STATE OF CONNECTICUT
Thomas B. Leonardi
Commissioner Leonardi: New Insurance Legislation Strengthens
State’s Global Oversight of Industry
Governor Dannel P. Malloy and Connecticut Insurance Commissioner Thomas B. Leonardi are joined in the Governor’s State Capitol office on June 4, 2012 by U.S. and international insurance regulators for the bill-signing of SB 411, An Act Concerning the Insurance Holding Company System Regulatory Act and HB 5484, An Act Concerning Credit Allowed a Domestic Ceding Insurer for Reinsurance. From left, Therese M. Vaughan, Chief Executive Officer of the National Association of Insurance Commissioners, Peter Braumuller, Executive Committee Chairman of the International Association of Insurance Supervisors (IAIS), Governor Malloy, IAIS Secretary General Yoshihiro Kawai, Commissioner Leonardi.
Connecticut Insurance Commissioner Thomas B. Leonardi today praised passage of two new laws that give the state greater financial oversight of large, globally active insurance companies and makes Connecticut a more attractive place for international reinsurers to do business.
“These new laws give the Department significant supervisory tools that allow us to better understand the risks of insurance conglomerates and help prevent a repeat of the financial crisis from which we are still recovering. We also now have the ability to level the playing field for foreign reinsurers and that could result in lower costs to consumers in the long run,” Commissioner Leonardi said. “I thank the Legislature for passage and Governor Malloy for his solid support of this legislation.”
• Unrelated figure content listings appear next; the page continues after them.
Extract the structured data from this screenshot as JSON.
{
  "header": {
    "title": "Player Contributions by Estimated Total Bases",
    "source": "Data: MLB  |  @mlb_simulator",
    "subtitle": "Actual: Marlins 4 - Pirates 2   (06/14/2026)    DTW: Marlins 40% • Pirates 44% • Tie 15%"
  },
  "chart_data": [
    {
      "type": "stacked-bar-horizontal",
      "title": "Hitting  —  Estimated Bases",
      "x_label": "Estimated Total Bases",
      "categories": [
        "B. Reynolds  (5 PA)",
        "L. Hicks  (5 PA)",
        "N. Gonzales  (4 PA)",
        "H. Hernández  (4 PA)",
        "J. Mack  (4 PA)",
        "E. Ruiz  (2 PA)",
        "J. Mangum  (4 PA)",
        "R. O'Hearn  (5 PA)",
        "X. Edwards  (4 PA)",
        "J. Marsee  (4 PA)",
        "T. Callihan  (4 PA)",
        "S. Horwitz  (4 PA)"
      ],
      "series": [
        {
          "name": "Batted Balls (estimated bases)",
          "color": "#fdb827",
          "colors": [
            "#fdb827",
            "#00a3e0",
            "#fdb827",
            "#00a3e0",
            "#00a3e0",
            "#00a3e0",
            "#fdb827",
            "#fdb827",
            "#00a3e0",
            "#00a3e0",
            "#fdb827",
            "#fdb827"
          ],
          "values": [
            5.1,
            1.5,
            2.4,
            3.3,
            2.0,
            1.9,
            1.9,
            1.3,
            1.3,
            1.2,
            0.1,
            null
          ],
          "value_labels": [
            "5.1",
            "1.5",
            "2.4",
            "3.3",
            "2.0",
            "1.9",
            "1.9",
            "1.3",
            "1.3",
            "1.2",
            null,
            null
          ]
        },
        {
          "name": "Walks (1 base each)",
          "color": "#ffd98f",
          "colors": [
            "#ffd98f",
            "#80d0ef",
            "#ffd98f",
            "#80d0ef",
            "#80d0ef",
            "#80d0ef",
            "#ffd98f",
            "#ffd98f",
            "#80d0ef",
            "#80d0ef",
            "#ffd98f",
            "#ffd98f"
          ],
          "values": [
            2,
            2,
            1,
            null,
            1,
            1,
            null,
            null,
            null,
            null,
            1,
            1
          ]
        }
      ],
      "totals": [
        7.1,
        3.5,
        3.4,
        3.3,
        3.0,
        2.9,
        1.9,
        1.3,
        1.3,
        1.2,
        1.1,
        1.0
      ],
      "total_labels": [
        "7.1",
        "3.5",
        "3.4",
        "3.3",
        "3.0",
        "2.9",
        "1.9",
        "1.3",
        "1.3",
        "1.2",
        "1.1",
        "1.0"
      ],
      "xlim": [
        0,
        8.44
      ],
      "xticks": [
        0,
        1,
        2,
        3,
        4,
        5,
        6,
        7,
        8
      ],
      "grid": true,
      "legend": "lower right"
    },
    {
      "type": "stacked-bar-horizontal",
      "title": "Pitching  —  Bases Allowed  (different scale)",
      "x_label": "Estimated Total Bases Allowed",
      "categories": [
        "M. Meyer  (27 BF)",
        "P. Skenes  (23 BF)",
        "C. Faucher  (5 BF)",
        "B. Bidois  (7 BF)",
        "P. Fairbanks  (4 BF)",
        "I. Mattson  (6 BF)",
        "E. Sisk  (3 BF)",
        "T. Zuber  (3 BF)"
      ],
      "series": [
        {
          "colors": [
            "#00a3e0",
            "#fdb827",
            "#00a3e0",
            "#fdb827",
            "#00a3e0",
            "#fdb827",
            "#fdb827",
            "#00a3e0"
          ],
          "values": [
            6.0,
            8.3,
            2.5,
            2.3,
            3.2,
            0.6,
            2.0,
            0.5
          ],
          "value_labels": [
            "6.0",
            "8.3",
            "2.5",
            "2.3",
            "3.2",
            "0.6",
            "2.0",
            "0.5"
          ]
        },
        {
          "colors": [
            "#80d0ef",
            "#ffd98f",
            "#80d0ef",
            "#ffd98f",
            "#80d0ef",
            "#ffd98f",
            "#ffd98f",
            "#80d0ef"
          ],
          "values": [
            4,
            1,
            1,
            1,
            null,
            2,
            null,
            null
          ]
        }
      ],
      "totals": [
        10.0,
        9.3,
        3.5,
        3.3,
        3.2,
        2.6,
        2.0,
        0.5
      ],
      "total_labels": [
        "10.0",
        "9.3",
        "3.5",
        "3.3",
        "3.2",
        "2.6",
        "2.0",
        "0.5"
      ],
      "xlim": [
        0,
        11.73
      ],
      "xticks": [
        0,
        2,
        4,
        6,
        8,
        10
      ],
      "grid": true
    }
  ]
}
Governor Malloy signed the bills into law June 4 and was joined in his office by Commissioner Leonardi and a group of international insurance regulators, who were participating in a two-day meeting in Hartford of the International Association of Insurance Supervisors (IAIS). In February, Connecticut became the first U.S. jurisdiction to join an international agreement established by the IAIS for the purpose of sharing financial data with regulators around the globe.
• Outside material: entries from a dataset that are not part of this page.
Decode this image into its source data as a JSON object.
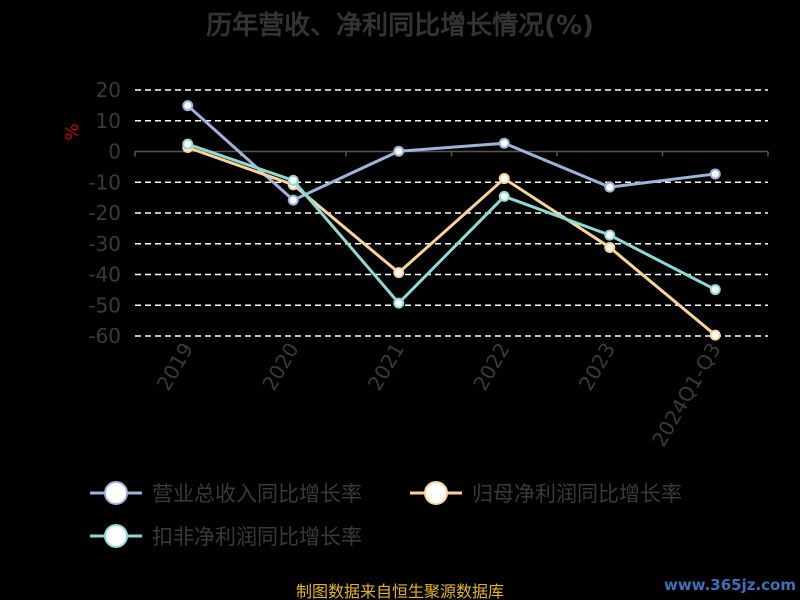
{
  "chart_data": {
    "type": "line",
    "title": "历年营收、净利同比增长情况(%)",
    "ylabel": "%",
    "ylim": [
      -60,
      20
    ],
    "yticks": [
      20,
      10,
      0,
      -10,
      -20,
      -30,
      -40,
      -50,
      -60
    ],
    "categories": [
      "2019",
      "2020",
      "2021",
      "2022",
      "2023",
      "2024Q1-Q3"
    ],
    "grid": true,
    "legend_position": "bottom",
    "series": [
      {
        "name": "营业总收入同比增长率",
        "color": "#9eb3d8",
        "values": [
          14.9,
          -15.8,
          0.1,
          2.7,
          -11.6,
          -7.3
        ]
      },
      {
        "name": "归母净利润同比增长率",
        "color": "#f7d49a",
        "values": [
          1.3,
          -10.8,
          -39.4,
          -8.8,
          -31.2,
          -59.7
        ]
      },
      {
        "name": "扣非净利润同比增长率",
        "color": "#8fd9d4",
        "values": [
          2.4,
          -9.4,
          -49.3,
          -14.6,
          -27.2,
          -44.9
        ]
      }
    ]
  },
  "footer": {
    "source": "制图数据来自恒生聚源数据库",
    "watermark": "www.365jz.com"
  }
}
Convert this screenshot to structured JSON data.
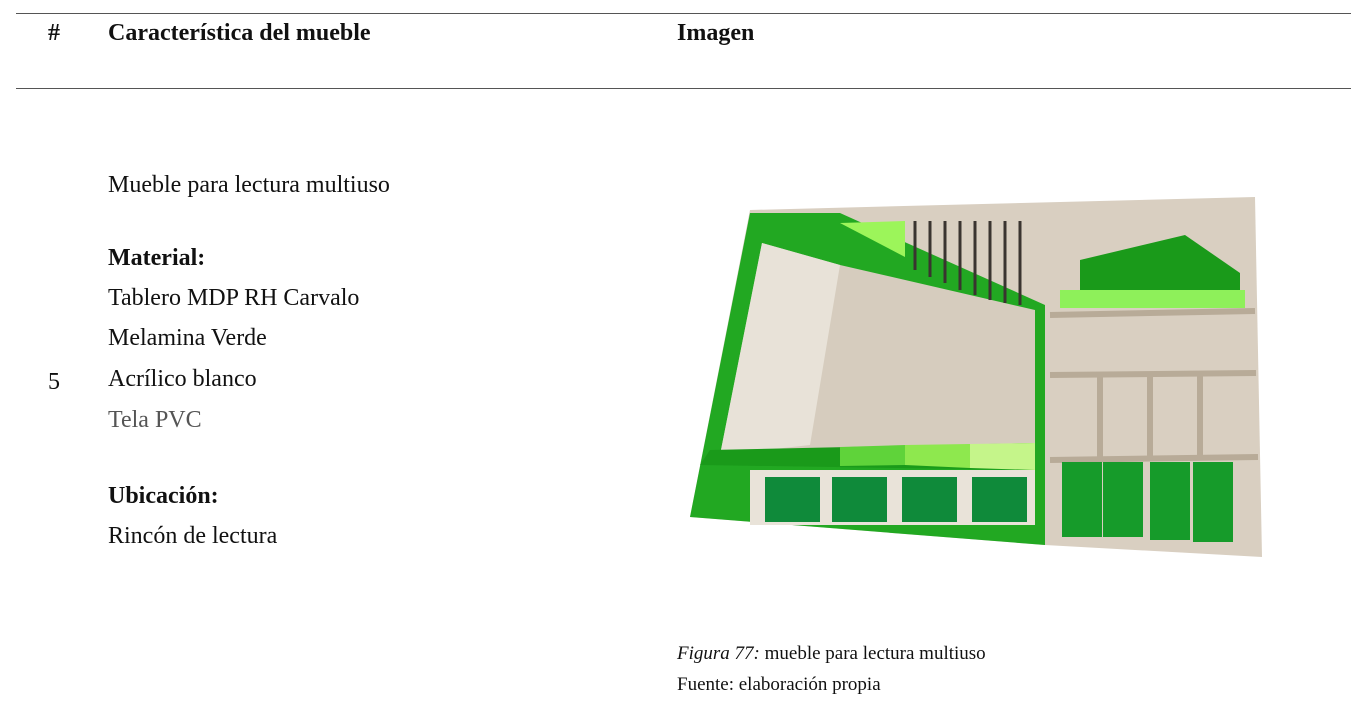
{
  "table": {
    "headers": [
      "#",
      "Característica del mueble",
      "Imagen"
    ],
    "rows": [
      {
        "number": 5,
        "description": "Mueble para lectura multiuso",
        "material_label": "Material:",
        "materials": [
          "Tablero MDP RH Carvalo",
          "Melamina Verde",
          "Acrílico blanco",
          "Tela PVC"
        ],
        "location_label": "Ubicación:",
        "location": "Rincón de lectura",
        "caption": {
          "figure": "Figura 77:",
          "text": " mueble para lectura multiuso",
          "source": "Fuente: elaboración propia"
        }
      }
    ]
  }
}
“Connecticut’s leadership has been essential in our efforts to promote effective and globally consistent supervision of the insurance industry and contribute to global financial stability,” said IAIS Secretary General Yoshihiro Kawai. “These new laws are certainly evident of Connecticut’s commitment to strong regulation, particularly of an industry with great global reach.”
The holding company law (Public Act 103) allows the Insurance Commissioner to establish “supervisory colleges,” consortiums of domestic and international regulators who conduct financial examinations of an insurer that is part of an internationally active holding company. The Department will gain an overview of the whole group and have the ability to peer through the window of the holding company to gauge the impact of certain financial activities on a domestic insurer. The state sought this enhanced authority as a result of the financial crisis of 2008.
The reinsurance law (Public Act 139) grants the Insurance Department authority to evaluate and review the financial strength of a foreign reinsurer and the U.S. insurance company that buys the reinsurance. The law reduces collateral requirements on a sliding scale for those foreign reinsurers who meet the Department’s financial requirements and who are regulated by credible insurance supervisors in their own country. This would allow those reinsurers to free up capital and write more business in Connecticut and elsewhere.